Before acquiring a contact list or a database with contact details of individuals from another organisation, that organisation must be able to demonstrate that the data was obtained in compliance with the General Data Protection Regulation and that it may use it for advertising purposes. For example, if the organisation acquired it based on consent, the consent should’ve included the possibility to transmit the data to other recipients for their own direct marketing.
Your company/organisation must also ensure that the list or database is up-to-date and that you don’t send advertising to individuals who objected to the processing of their personal data for direct marketing purposes. Your company/organisation must also ensure that if it uses communication tools, such as email, for the purposes of direct marketing, it complies with the rules set out in the ePrivacy Directive (Directive 2002/58/EC1).
Such lists are processed on grounds of legitimate interests and individuals will have a right to object to such processing. Your company/organisation must also inform individuals, at the latest at the time of the first communication with them, that it has collected their personal data and that it will be processing it for sending them adverts.

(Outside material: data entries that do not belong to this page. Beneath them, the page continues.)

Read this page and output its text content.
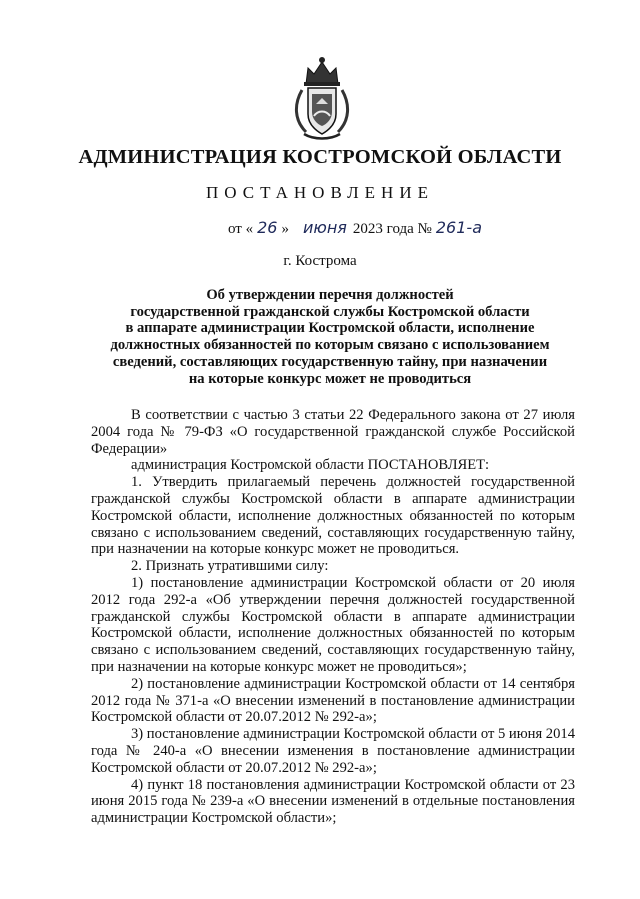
АДМИНИСТРАЦИЯ КОСТРОМСКОЙ ОБЛАСТИ
ПОСТАНОВЛЕНИЕ
от « 26 » июня 2023 года № 261-а
г. Кострома
Об утверждении перечня должностей
государственной гражданской службы Костромской области
в аппарате администрации Костромской области, исполнение
должностных обязанностей по которым связано с использованием
сведений, составляющих государственную тайну, при назначении
на которые конкурс может не проводиться

В соответствии с частью 3 статьи 22 Федерального закона от 27 июля 2004 года № 79-ФЗ «О государственной гражданской службе Российской Федерации»

администрация Костромской области ПОСТАНОВЛЯЕТ:

1. Утвердить прилагаемый перечень должностей государственной гражданской службы Костромской области в аппарате администрации Костромской области, исполнение должностных обязанностей по которым связано с использованием сведений, составляющих государственную тайну, при назначении на которые конкурс может не проводиться.

2. Признать утратившими силу:

1) постановление администрации Костромской области от 20 июля 2012 года 292-а «Об утверждении перечня должностей государственной гражданской службы Костромской области в аппарате администрации Костромской области, исполнение должностных обязанностей по которым связано с использованием сведений, составляющих государственную тайну, при назначении на которые конкурс может не проводиться»;

2) постановление администрации Костромской области от 14 сентября 2012 года № 371-а «О внесении изменений в постановление администрации Костромской области от 20.07.2012 № 292-а»;

3) постановление администрации Костромской области от 5 июня 2014 года № 240-а «О внесении изменения в постановление администрации Костромской области от 20.07.2012 № 292-а»;

4) пункт 18 постановления администрации Костромской области от 23 июня 2015 года № 239-а «О внесении изменений в отдельные постановления администрации Костромской области»;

Two friends, Mrs. A and Mr. B, run, respectively, a gym and a book shop. Each collects data from their respective customers. Mr. B’s book shop isn’t doing well. His client database has few entries and not many people walk into his shop. He tells Mrs. A that he has a new biography of a famous athlete and asks whether Mrs. A’s clients would be interested in receiving advertising about the book. The terms of Mrs. A’s privacy notice informed her clients that she could share the data with partners offering products in the health and fitness area. As far as specific consent was given for the purpose of transmitting the data to other recipients for their own direct marketing, Mrs. A can send the client list to Mr. B. No data can be sent about an individual who objected to the processing of their personal data.
- Article 4(10) and Articles 5, 6, 14 and 21 of the GDPR
- EDPB guidelines on Transparency under Regulation 2016/679
- ePrivacy Directive 2002/58/EC rules on direct marketing, in particular Article 13
1 Directive 2002/58/EC of the European Parliament and of the Council of 12 July 2002 concerning the processing of personal data and the protection of privacy in the electronic communications sector (Directive on privacy and electronic communications) (OJ L 201, 31.07.2002 p.37).